Le plus jeune avait 15 ans, militait aux Jeunesses Communistes et avait l’âge des engagements qui forgent les rêves et les convictions. Le plus âgé en avait 58, avait fui l’Italie fasciste des années 1930 et ne savait que trop bien, parce qu’il avait été volontaire en Espagne Républicaine puis résistant au sein des Franc-Tireur et Partisans, que la lutte contre le fascisme est un combat de chaque instant.

L’Histoire retient aussi cette colère, cette émotion immense de la population française qui, cinq jours après cette répression sanglante, se rassemble par centaines de milliers dans le cortège funèbre accompagnant ces neufs martyrs de la place de la République au Père-Lachaise.

Ce Père-Lachaise où, depuis 2011, la Ville de Paris a érigé une stèle en mémoire de toutes les victimes de l’OAS, en Algérie comme en France.

J’en profite pour saluer Catherine VIEU-CHARIER, alors adjointe communiste au Maire de Paris en charge de la mémoire, qui avait œuvré pour que cette mémoire de pierre soit le terreau fertile d’une juste et légitime reconnaissance.

Car l’Histoire, c’est aussi et enfin ce refus incompréhensible de justice et de vérité qui s’en est suivi : ces enquêtes classées sans suite laissant les familles sans réponses, ces années d’interdiction de commémorer ce massacre, et la honte et le cynisme des gouvernements successifs refusant de reconnaitre cette répression pour ce qu’elle est : un crime d’Etat.

***

L’Histoire donc, nous la connaissons.

La mémoire, elle, en tant qu’intelligence collective, est une matière vivante.

Sans doute davantage encore qu’un devoir figé et immuable, la mémoire est un travail d’éducation populaire et de transmission, qui consiste à rendre intelligible et accessible les leçons de l’Histoire pour alerter les consciences et nourrir l’action collective.

En ce sens, commémorer le massacre de Charonne, c’est d’abord se rappeler que la violence policière du 8 février 1962 n’a pas été un événement isolé ou une bavure, comme le qualifieraient sans doute aujourd’hui certain·es éditorialistes, qui ne se sont d’ailleurs pas privés de le faire à l’été 2023 lors de la mort du jeune Nahel à Nanterre.

Il y a dans ces massacres du 8 février 1962 un peu du souvenir des premières répressions de Sétif, Guelma et Kherrata en Algérie, le 8 mai 1945.

Il y a dans la mémoire des victimes de Charonne un peu de celles des victimes du 14 juillet 1953 place de la Nation où – déjà ! – six militant·es du Mouvement pour les Libertés Démocratiques en Algérie et un membre de la CGT qui manifestaient pacifiquement perdaient la vie sous les balles des forces de l’ordre.
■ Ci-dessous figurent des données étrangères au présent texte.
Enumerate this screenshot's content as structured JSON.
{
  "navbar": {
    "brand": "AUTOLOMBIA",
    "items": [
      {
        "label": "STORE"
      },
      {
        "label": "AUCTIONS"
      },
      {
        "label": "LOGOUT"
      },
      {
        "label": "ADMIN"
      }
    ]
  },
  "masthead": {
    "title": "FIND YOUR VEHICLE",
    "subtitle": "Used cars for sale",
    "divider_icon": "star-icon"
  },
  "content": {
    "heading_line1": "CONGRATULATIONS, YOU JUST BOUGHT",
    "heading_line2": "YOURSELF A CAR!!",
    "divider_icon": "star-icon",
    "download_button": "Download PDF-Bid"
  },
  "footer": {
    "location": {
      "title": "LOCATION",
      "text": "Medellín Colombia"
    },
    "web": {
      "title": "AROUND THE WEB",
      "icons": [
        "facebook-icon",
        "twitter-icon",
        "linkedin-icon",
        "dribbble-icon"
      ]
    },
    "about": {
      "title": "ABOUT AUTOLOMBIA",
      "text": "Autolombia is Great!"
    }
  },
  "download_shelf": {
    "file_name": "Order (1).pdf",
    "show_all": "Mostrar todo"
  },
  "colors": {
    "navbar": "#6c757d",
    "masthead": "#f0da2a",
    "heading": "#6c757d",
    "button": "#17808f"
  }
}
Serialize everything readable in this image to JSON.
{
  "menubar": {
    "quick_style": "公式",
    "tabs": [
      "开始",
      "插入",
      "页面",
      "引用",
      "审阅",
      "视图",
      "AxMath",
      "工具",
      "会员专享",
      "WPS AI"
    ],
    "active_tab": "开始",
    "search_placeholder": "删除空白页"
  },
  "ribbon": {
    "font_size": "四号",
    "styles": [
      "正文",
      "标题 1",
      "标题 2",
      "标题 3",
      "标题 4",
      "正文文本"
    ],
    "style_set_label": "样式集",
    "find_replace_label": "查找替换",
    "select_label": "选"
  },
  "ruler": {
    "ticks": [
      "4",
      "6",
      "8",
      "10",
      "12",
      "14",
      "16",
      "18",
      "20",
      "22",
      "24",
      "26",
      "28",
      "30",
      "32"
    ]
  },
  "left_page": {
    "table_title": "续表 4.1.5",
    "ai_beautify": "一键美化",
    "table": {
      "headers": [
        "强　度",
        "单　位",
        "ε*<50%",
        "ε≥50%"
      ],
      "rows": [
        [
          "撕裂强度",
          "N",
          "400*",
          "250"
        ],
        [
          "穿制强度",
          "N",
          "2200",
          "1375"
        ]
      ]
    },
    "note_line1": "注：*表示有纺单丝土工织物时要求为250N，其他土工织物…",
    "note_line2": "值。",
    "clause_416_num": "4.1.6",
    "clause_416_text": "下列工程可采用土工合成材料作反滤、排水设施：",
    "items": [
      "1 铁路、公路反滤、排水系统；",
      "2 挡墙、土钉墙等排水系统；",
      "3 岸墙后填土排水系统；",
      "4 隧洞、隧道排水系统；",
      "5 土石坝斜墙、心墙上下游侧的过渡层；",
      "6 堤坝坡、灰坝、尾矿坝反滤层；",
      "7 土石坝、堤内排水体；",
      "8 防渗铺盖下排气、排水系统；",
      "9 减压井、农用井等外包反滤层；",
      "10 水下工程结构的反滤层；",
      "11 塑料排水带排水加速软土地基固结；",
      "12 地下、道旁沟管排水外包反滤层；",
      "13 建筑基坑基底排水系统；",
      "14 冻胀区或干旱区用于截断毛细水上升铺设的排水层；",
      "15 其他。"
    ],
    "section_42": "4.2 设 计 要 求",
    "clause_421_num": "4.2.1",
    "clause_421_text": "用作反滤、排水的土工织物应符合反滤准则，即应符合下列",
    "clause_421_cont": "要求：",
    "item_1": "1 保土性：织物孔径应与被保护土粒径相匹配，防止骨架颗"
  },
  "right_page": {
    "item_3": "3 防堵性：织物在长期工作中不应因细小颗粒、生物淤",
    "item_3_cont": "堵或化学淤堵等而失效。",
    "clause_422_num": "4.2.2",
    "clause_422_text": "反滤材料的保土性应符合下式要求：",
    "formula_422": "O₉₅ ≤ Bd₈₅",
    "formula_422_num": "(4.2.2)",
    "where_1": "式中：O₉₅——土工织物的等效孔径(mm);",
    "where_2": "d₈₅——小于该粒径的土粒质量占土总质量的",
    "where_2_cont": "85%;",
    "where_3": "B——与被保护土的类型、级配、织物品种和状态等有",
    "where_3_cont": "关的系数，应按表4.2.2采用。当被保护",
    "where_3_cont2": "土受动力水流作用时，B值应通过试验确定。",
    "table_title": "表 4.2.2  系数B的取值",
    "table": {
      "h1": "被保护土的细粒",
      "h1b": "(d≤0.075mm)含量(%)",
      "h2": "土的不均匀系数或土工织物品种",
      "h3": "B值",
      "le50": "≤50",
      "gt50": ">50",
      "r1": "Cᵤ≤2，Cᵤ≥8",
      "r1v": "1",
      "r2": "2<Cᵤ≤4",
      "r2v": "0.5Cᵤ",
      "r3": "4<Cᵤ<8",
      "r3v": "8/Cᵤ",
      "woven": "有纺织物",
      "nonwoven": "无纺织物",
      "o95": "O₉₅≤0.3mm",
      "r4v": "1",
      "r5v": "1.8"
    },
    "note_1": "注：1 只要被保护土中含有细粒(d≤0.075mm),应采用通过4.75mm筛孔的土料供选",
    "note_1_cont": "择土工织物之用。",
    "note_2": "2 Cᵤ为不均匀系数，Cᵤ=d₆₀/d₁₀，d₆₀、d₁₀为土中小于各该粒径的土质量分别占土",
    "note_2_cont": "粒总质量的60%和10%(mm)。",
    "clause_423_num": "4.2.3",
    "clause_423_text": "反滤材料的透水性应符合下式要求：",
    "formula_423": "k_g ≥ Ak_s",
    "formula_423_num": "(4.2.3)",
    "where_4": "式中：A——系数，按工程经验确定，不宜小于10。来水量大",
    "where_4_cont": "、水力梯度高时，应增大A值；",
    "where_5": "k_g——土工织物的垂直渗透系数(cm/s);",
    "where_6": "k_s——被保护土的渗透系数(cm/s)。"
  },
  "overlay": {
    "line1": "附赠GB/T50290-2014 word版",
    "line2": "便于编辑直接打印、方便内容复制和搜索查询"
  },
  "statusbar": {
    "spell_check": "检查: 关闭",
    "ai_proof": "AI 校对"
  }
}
La Ville de Paris leur a là encore dédiée une plaque, inaugurée en 2017.

Et il y a assurément dans la mémoire de cette répression sanglante qui nous réunit aujourd’hui, beaucoup de celle, non moins sanglante, du 17 octobre 1961 qui nous rassemble à Saint-Michel chaque année pour rappeler l’horreur de ces manifestantes et manifestants pacifiques Algérien·nes arrêté·es et brutalisé·es par milliers par les forces de police, blessé·es par centaines jusqu’à être tué·es par balle et noyé·es dans la Seine, pour avoir eu l’indécence de réclamer respect et dignité.

Il faut dire que ces deux répressions partagent les mêmes bourreaux : le ministre de l’Intérieur d’alors, Roger FREY, et le préfet de Police de Paris, Maurice PAPON – qui s’était illustré, 20 ans plus tôt, en contribuant à la déportation de 1600 juifs dans les camps de concentration nazi depuis la région de Bordeaux.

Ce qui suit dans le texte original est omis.